Vladimir Ostrovskiy (Владимир Островский; born 12 December 1966) is a retired USSR-born Israeli race walker.

He represented the Soviet Union before changing nationality to Israel. In the 20 kilometres walk he finished 23rd at the 1991 World Championships and 33rd at the 1993 World Championships. At the 1995 World Championships he did not finish.

He stands tall, and weighed about 54 kg during his active career.

== IAAF controversy ==
Vladimir Ostrovskiy emigrated to Israel in 1990. International Amateur Athletic Federation (IAAF) requires an emigrating citizen to live for three years in a new country before competing. However, the president of the Soviet track and field federation, Igor Ter-Ovanesyan, signed an agreement that allowed recent Soviet emigres to Israel to compete after just one year of residence.
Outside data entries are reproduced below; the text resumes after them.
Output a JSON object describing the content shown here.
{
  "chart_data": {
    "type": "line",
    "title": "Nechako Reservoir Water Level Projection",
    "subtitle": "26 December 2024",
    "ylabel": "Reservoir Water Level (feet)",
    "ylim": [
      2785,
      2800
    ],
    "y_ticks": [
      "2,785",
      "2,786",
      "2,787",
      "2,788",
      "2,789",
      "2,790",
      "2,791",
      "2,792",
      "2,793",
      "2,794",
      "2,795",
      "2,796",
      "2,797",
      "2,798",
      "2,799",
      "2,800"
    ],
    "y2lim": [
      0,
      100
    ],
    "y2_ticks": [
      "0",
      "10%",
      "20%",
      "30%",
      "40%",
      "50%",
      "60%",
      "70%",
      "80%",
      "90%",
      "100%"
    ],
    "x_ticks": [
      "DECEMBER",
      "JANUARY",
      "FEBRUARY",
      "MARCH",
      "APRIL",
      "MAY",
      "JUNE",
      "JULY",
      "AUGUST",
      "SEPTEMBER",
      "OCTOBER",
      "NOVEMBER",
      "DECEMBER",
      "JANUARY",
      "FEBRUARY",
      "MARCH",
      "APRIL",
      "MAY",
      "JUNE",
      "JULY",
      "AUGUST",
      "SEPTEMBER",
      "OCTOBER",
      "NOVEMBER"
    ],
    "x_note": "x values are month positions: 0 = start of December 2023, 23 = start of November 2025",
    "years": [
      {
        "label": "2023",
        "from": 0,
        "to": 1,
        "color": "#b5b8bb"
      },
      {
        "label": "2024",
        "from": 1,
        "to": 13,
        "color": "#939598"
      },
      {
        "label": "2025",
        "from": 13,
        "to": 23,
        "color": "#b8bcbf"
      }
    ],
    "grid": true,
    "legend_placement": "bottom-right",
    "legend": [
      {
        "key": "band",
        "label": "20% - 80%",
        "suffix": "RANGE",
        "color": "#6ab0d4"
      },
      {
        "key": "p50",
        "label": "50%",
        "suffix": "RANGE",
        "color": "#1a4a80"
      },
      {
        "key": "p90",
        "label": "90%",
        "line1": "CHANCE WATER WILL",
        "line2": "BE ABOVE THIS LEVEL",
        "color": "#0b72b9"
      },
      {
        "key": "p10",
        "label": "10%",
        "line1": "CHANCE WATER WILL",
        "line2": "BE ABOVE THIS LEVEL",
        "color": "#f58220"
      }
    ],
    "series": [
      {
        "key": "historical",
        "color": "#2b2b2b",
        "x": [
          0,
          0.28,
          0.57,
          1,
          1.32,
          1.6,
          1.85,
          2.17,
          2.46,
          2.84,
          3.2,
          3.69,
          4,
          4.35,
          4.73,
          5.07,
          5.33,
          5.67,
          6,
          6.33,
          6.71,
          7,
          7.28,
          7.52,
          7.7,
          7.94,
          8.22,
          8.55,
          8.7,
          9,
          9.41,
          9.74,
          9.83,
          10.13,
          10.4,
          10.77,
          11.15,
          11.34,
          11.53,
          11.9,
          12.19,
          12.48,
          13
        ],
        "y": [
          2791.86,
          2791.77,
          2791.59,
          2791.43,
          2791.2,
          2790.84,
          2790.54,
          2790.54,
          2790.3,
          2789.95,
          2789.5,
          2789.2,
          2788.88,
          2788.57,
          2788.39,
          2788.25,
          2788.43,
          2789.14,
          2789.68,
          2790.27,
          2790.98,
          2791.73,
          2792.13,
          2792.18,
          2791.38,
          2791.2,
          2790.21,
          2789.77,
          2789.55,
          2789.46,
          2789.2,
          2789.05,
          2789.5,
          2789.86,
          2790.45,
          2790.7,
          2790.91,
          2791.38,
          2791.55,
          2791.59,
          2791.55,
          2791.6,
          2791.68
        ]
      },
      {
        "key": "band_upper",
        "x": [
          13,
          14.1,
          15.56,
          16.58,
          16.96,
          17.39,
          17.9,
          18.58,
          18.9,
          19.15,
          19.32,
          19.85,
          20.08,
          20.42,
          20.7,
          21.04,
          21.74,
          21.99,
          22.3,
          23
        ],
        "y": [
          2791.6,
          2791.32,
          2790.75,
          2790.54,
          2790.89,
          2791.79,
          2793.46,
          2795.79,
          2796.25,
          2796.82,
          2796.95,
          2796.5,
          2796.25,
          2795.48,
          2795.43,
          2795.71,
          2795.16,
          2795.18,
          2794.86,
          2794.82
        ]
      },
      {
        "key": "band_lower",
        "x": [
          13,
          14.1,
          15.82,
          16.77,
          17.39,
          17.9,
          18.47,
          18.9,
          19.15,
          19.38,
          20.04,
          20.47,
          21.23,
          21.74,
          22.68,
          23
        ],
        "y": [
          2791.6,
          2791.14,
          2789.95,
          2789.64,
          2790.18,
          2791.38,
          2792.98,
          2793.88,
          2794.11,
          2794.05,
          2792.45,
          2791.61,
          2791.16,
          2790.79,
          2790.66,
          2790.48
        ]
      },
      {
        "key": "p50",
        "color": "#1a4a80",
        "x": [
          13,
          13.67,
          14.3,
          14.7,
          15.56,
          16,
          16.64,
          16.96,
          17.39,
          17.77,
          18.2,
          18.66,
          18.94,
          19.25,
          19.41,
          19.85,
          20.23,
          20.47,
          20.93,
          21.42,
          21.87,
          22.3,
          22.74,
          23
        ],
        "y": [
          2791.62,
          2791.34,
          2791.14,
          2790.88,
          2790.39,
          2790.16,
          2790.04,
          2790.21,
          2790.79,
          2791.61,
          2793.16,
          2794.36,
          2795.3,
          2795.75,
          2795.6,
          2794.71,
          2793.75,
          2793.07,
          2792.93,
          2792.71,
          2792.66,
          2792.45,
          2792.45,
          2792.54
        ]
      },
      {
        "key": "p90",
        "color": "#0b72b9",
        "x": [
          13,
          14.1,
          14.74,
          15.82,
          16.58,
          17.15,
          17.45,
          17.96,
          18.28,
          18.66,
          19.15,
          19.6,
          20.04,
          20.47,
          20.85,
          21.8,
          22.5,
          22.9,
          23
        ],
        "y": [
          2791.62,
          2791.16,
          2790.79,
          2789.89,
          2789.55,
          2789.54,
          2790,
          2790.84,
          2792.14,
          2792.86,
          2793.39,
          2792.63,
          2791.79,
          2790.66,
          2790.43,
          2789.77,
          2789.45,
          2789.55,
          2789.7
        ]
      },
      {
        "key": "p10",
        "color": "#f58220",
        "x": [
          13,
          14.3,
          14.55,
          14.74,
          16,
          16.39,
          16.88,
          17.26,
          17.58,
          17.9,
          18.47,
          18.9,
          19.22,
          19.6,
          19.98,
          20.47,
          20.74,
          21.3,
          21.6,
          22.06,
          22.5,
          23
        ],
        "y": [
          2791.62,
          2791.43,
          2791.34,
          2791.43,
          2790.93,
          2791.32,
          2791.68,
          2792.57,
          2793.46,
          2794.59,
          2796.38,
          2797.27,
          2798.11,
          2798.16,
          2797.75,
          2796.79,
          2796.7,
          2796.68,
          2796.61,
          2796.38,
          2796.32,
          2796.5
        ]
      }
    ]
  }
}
The agreement enabled Israel to add three athletes — Igor Avrunin in the shot-put and discus, Vadim Bavikin in the javelin and Vladimir Ostrovskiy in the 20-kilometer walk — to its team of Rogel Nachum (men's triple jump) and Orit Kolodni (women's 200 and 400 meters).

Thanks to this agreement Vladimir Ostrovskiy was able to participate at the 1991 World Championship in Tokyo and the 1993 World Championship in Stuttgart, Germany.